ご注意ください!高度なウェブアプリケーションを使ってモバイルバンキングのユーザーを狙う新たなフィッシング手法

新たな懸念すべきフィッシング手法が出現し、iOS と Android の両方のプラットフォームのモバイル バンキング ユーザーに深刻な脅威をもたらしています。マルウェア対策ベンダー ESET の最近の警告によると、サイバー犯罪者はプログレッシブ ウェブ アプリケーション (PWA) と WebAPK を利用してセキュリティ対策を回避し、機密性の高い銀行の認証情報を盗んでいます。
目次
攻撃の仕組み
この新しいフィッシングキャンペーンは、ネイティブ アプリのように見え、機能するように設計された Web アプリケーションである PWA の柔軟性を悪用しています。PWA では、ユーザーがサードパーティ アプリのインストールを有効にする必要がないため、それほど疑わしく見えません。サイバー犯罪者は、iOS ユーザーにこれらの PWA をホーム画面に追加するように指示し、Android ユーザーにはブラウザーでカスタム ポップアップを確認するように求め、これらの偽のアプリケーションのインストールに誘導しています。
Android ユーザーにとって、WebAPK の使用により脅威は増大します。これらは基本的に、正規アプリの外観と動作を模倣したアップグレードされた PWA であり、多くの場合、ユーザーを騙して Google Play からダウンロードしたと信じ込ませます。ESET の調査では、これらの WebAPK は、ユーザーが不明なソースからのアプリのインストールを許可していなくても、通常のセキュリティ警告をトリガーしないことが強調されています。
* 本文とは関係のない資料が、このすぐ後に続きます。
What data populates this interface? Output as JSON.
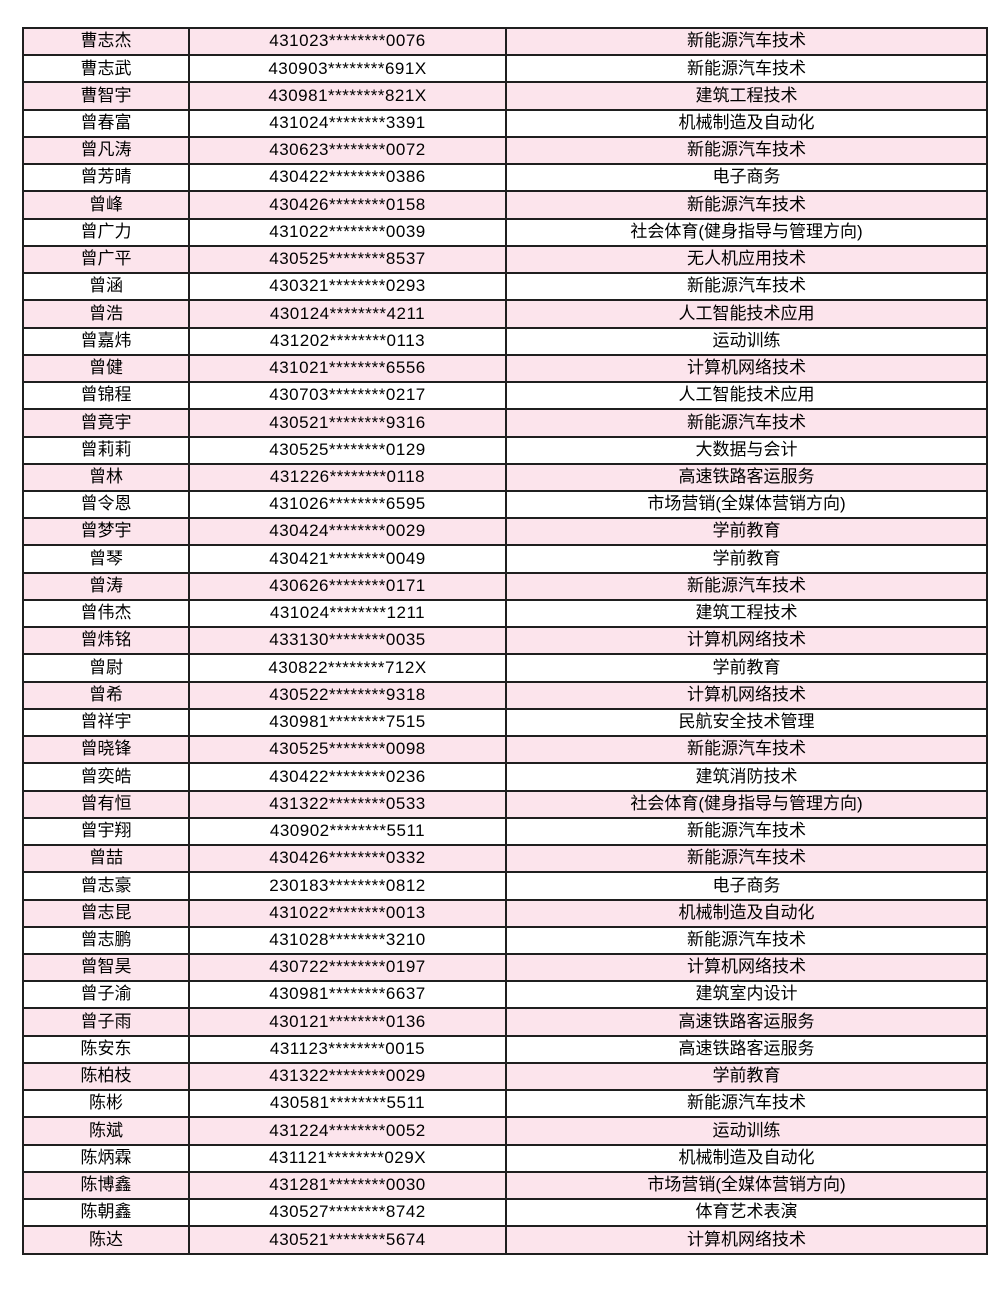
{
  "colors": {
    "row_alt": "#fce4ec",
    "row_base": "#ffffff",
    "border": "#1f1f1f",
    "text": "#000000"
  },
  "table": {
    "columns": [
      "name",
      "id_number",
      "major"
    ],
    "rows": [
      {
        "name": "曹志杰",
        "id": "431023********0076",
        "major": "新能源汽车技术"
      },
      {
        "name": "曹志武",
        "id": "430903********691X",
        "major": "新能源汽车技术"
      },
      {
        "name": "曹智宇",
        "id": "430981********821X",
        "major": "建筑工程技术"
      },
      {
        "name": "曾春富",
        "id": "431024********3391",
        "major": "机械制造及自动化"
      },
      {
        "name": "曾凡涛",
        "id": "430623********0072",
        "major": "新能源汽车技术"
      },
      {
        "name": "曾芳晴",
        "id": "430422********0386",
        "major": "电子商务"
      },
      {
        "name": "曾峰",
        "id": "430426********0158",
        "major": "新能源汽车技术"
      },
      {
        "name": "曾广力",
        "id": "431022********0039",
        "major": "社会体育(健身指导与管理方向)"
      },
      {
        "name": "曾广平",
        "id": "430525********8537",
        "major": "无人机应用技术"
      },
      {
        "name": "曾涵",
        "id": "430321********0293",
        "major": "新能源汽车技术"
      },
      {
        "name": "曾浩",
        "id": "430124********4211",
        "major": "人工智能技术应用"
      },
      {
        "name": "曾嘉炜",
        "id": "431202********0113",
        "major": "运动训练"
      },
      {
        "name": "曾健",
        "id": "431021********6556",
        "major": "计算机网络技术"
      },
      {
        "name": "曾锦程",
        "id": "430703********0217",
        "major": "人工智能技术应用"
      },
      {
        "name": "曾竟宇",
        "id": "430521********9316",
        "major": "新能源汽车技术"
      },
      {
        "name": "曾莉莉",
        "id": "430525********0129",
        "major": "大数据与会计"
      },
      {
        "name": "曾林",
        "id": "431226********0118",
        "major": "高速铁路客运服务"
      },
      {
        "name": "曾令恩",
        "id": "431026********6595",
        "major": "市场营销(全媒体营销方向)"
      },
      {
        "name": "曾梦宇",
        "id": "430424********0029",
        "major": "学前教育"
      },
      {
        "name": "曾琴",
        "id": "430421********0049",
        "major": "学前教育"
      },
      {
        "name": "曾涛",
        "id": "430626********0171",
        "major": "新能源汽车技术"
      },
      {
        "name": "曾伟杰",
        "id": "431024********1211",
        "major": "建筑工程技术"
      },
      {
        "name": "曾炜铭",
        "id": "433130********0035",
        "major": "计算机网络技术"
      },
      {
        "name": "曾尉",
        "id": "430822********712X",
        "major": "学前教育"
      },
      {
        "name": "曾希",
        "id": "430522********9318",
        "major": "计算机网络技术"
      },
      {
        "name": "曾祥宇",
        "id": "430981********7515",
        "major": "民航安全技术管理"
      },
      {
        "name": "曾晓锋",
        "id": "430525********0098",
        "major": "新能源汽车技术"
      },
      {
        "name": "曾奕皓",
        "id": "430422********0236",
        "major": "建筑消防技术"
      },
      {
        "name": "曾有恒",
        "id": "431322********0533",
        "major": "社会体育(健身指导与管理方向)"
      },
      {
        "name": "曾宇翔",
        "id": "430902********5511",
        "major": "新能源汽车技术"
      },
      {
        "name": "曾喆",
        "id": "430426********0332",
        "major": "新能源汽车技术"
      },
      {
        "name": "曾志豪",
        "id": "230183********0812",
        "major": "电子商务"
      },
      {
        "name": "曾志昆",
        "id": "431022********0013",
        "major": "机械制造及自动化"
      },
      {
        "name": "曾志鹏",
        "id": "431028********3210",
        "major": "新能源汽车技术"
      },
      {
        "name": "曾智昊",
        "id": "430722********0197",
        "major": "计算机网络技术"
      },
      {
        "name": "曾子渝",
        "id": "430981********6637",
        "major": "建筑室内设计"
      },
      {
        "name": "曾子雨",
        "id": "430121********0136",
        "major": "高速铁路客运服务"
      },
      {
        "name": "陈安东",
        "id": "431123********0015",
        "major": "高速铁路客运服务"
      },
      {
        "name": "陈柏枝",
        "id": "431322********0029",
        "major": "学前教育"
      },
      {
        "name": "陈彬",
        "id": "430581********5511",
        "major": "新能源汽车技术"
      },
      {
        "name": "陈斌",
        "id": "431224********0052",
        "major": "运动训练"
      },
      {
        "name": "陈炳霖",
        "id": "431121********029X",
        "major": "机械制造及自动化"
      },
      {
        "name": "陈博鑫",
        "id": "431281********0030",
        "major": "市场营销(全媒体营销方向)"
      },
      {
        "name": "陈朝鑫",
        "id": "430527********8742",
        "major": "体育艺术表演"
      },
      {
        "name": "陈达",
        "id": "430521********5674",
        "major": "计算机网络技术"
      }
    ]
  }
}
インストールされると、これらの悪意のあるアプリケーションはユーザーのデバイスにシームレスに溶け込み、公式の銀行アプリであることを示唆するアイコンと情報を表示します。
配布方法
これらのフィッシング アプリケーションの配布は、自動音声通話、ソーシャル メディアのマルバタイジング、SMS メッセージの組み合わせによって行われます。ユーザーは、公式アプリ ストアや標的の銀行の Web サイトに似た偽の Web サイトに誘導するリンクをクリックするように誘導されます。その後、モバイル バンキング アプリのアップデートと思われるものをインストールするように求められます。
これらのアプリはインストールされると、銀行口座にアクセスするふりをしてユーザーのログイン認証情報を要求します。ユーザーには知られずに、この機密情報は攻撃者のコマンド アンド コントロール (C&C) サーバーに即座に送信されます。
脅威の状況
ESET の調査によると、このフィッシング キャンペーンはおそらく 2023 年 11 月に開始され、C&C サーバーは 2024 年 3 月までにアクティブになったようです。主な標的はチェコ共和国のモバイル バンキング ユーザーですが、攻撃はハンガリーとジョージアの個人も標的にしています。ESET は、これらの攻撃の背後に 2 人の別々の脅威アクターを特定しました。どちらもユーザーを侵害するために同様の手法を使用しています。
さらに、こうした攻撃者が模倣アプリをさらに開発して、攻撃手段を拡大するのではないかという懸念が高まっています。こうした PWA や WebAPK は、正規の銀行アプリとほとんど区別がつかないほど巧妙に作られているため、特に危険です。
脅威から身を守る
このような高度なフィッシング手法の台頭により、ユーザーが警戒を怠らないことがこれまで以上に重要になっています。自分自身を守るために実行できる手順は次のとおりです。
- アプリのインストールには注意してください: 公式アプリ ストアから直接入手したものではないアプリのインストールは避けてください。リンク経由でアプリまたはアップデートをインストールするように求められた場合は、まずその正当性を確認してください。
- 異常なリクエストに注意してください: ログイン認証情報や銀行口座の詳細などの機密情報を要求するアプリには注意してください。特にアップデートを主張している場合は注意してください。
- 最新情報を入手してください: 最新のセキュリティ ニュースを常に把握し、デバイスのセキュリティ ソフトウェアが更新され、こうした種類の脅威を検出してブロックできるようにします。
この新しいフィッシング手法は、サイバー犯罪者の戦術が進化していることと、ユーザーの意識を高める必要があることを強調しています。正当なアプリケーションと不正なアプリケーションの境界線があいまいになっているため、常に情報を入手し、注意を払うことが最善の防御策となります。